Yeah, in my experience it takes X years of experience at a company that is already using a monorepo + blaze-derivative tooling, for the costs of setup and maintenance to make it worth adoption.
That X is mostly a function of how open you are to the idea that maintaining + using a centralized, language-agnostic build graph is a Useful Thing.
But once that X is crossed, I don't think it's possible to happily go back to a non-monorepo environment. :)
FWIW, we've used Pants successfully for years, which has excellent Python support. However, we're in a long-haul migration to Bazel, so you might be better off revisiting Bazel if you want to invest in something that's extremely likely to issue dividends over the next 10 years.
We used Pants as well, and it worked alright for Python. But it’s codebase was a mess and it was also difficult to extend. I get the strong feeling that there is a better way to make a build system—perhaps something like Nix but without so many usability problems—but no one is investing in that right now.

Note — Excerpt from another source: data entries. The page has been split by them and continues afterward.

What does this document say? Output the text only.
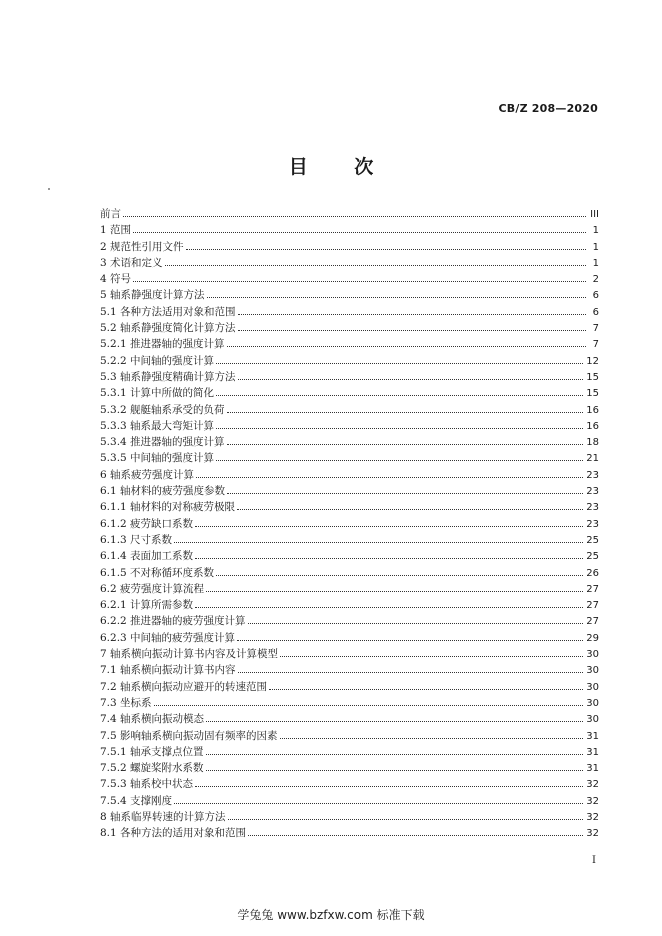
CB/Z 208—2020
目 次
前言	III
1 范围	1
2 规范性引用文件	1
3 术语和定义	1
4 符号	2
5 轴系静强度计算方法	6
5.1 各种方法适用对象和范围	6
5.2 轴系静强度简化计算方法	7
5.2.1 推进器轴的强度计算	7
5.2.2 中间轴的强度计算	12
5.3 轴系静强度精确计算方法	15
5.3.1 计算中所做的简化	15
5.3.2 舰艇轴系承受的负荷	16
5.3.3 轴系最大弯矩计算	16
5.3.4 推进器轴的强度计算	18
5.3.5 中间轴的强度计算	21
6 轴系疲劳强度计算	23
6.1 轴材料的疲劳强度参数	23
6.1.1 轴材料的对称疲劳极限	23
6.1.2 疲劳缺口系数	23
6.1.3 尺寸系数	25
6.1.4 表面加工系数	25
6.1.5 不对称循环度系数	26
6.2 疲劳强度计算流程	27
6.2.1 计算所需参数	27
6.2.2 推进器轴的疲劳强度计算	27
6.2.3 中间轴的疲劳强度计算	29
7 轴系横向振动计算书内容及计算模型	30
7.1 轴系横向振动计算书内容	30
7.2 轴系横向振动应避开的转速范围	30
7.3 坐标系	30
7.4 轴系横向振动模态	30
7.5 影响轴系横向振动固有频率的因素	31
7.5.1 轴承支撑点位置	31
7.5.2 螺旋桨附水系数	31
7.5.3 轴系校中状态	32
7.5.4 支撑刚度	32
8 轴系临界转速的计算方法	32
8.1 各种方法的适用对象和范围	32
I
学兔兔 www.bzfxw.com 标准下载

With GitHub actions you can quite easily specify a workflow for parts of your repo (simple file path filter https://docs.github.com/en/actions/reference/workflow-syntax...). So you can basically just write one workflow for each project in the monorepo and have only those running where changes occured.

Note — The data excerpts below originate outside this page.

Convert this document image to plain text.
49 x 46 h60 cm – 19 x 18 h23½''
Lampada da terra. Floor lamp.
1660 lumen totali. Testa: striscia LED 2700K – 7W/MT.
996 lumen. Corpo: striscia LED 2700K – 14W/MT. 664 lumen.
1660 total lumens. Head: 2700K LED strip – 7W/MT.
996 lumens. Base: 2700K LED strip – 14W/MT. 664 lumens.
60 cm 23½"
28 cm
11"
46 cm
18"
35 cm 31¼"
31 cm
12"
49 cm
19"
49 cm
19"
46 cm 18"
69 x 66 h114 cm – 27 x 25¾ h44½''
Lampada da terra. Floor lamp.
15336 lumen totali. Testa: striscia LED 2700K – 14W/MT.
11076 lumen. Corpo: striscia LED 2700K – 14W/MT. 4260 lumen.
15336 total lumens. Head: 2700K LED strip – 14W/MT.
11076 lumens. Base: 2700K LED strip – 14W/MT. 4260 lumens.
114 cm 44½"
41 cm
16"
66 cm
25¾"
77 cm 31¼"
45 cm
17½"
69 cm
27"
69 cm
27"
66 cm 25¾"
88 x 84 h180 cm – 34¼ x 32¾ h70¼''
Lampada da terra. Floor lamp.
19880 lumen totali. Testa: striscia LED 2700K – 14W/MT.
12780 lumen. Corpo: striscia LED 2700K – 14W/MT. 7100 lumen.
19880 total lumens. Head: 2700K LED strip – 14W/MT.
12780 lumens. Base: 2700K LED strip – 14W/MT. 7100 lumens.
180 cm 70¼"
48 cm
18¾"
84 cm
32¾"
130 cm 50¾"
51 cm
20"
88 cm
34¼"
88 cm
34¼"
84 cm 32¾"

That’s what I’m doing now, but you still have to push artifacts up to a repository and downstream jobs have to pull them down. Further still, managing the boilerplate for GitHub actions is no small task (e.g., you have a dozen Python projects and you want the actions for each to look similar), so to solve for that you have to build some hack that involves generating the Actions YAML before you commit or similar. Not the end of the world, but still far from my ideal state.
I’m not doing json net, but I am generating them effectively from a pre-commit hook. One of the jobs that I generate validates that the actions that were committed are up-to-date. This works well because I don’t have too many dependencies, but if you have deep dependency trees then the builds will end up taking a long time and you end up reinventing Nix or Bazel poorly.
Are nix and Bazel in the same category? I have used nix very little and never used Bazel. But I have used Make and jsonnet pretty often. Can you re-run Make in a pipeline to verify that the actions in use match what would be generated based on the repo state?
Nix bills itself as a fully reproducible package manager and Bazel as a fully reproducible build tool. In the abstract, both of these reproducibly build software, so that puts them in the same category in general.
> Can you re-run Make in a pipeline to verify that the actions in use match what would be generated based on the repo state?
Yes, and I’m doing something similar although not with Make. The problem is that this home-grown build system doesn’t do incremental builds, so everything will be fully built from source every time, and that can take a while for very deep dependency graphs.
Conceivably your “Actions generator” script could generate only the jobs that need to be run based on what changed since the previous commit, referencing artifacts from the previous commit for those build steps which weren’t invalidated. This is a neat concept, but we’re well on our way to reinventing Nix or Bazel.
An interesting case that's hard to support with Bazel.
Note: I don't quite like Bazel; but my take is that Bazel supports too much configurations and options: my workflows are always much simpler. Which is why I am curious to hear what do your workflows require.
It’s been a while since I tried it (maybe 2018?), but Python 3 support straight up didn’t work despite the documentation. It also seemed like adding support for your own toolchain required you to write Java plugins in a very confusing, inheritance-for-it’s-own-sake, raptly-2000s-OOP way.
Got it. I can relate: while Python 3 support is probably fixed now, I agree that Bazel tooling for adding toolchains has been always abysmal. Things somewhat get better (https://docs.bazel.build/versions/master/toolchains.html) since it's now in Skylark, not in Java, but I still don't like it (aka not productive)
Overall, custom toolchains are common (especially, in the embedded world), and a good build system should make that very easy.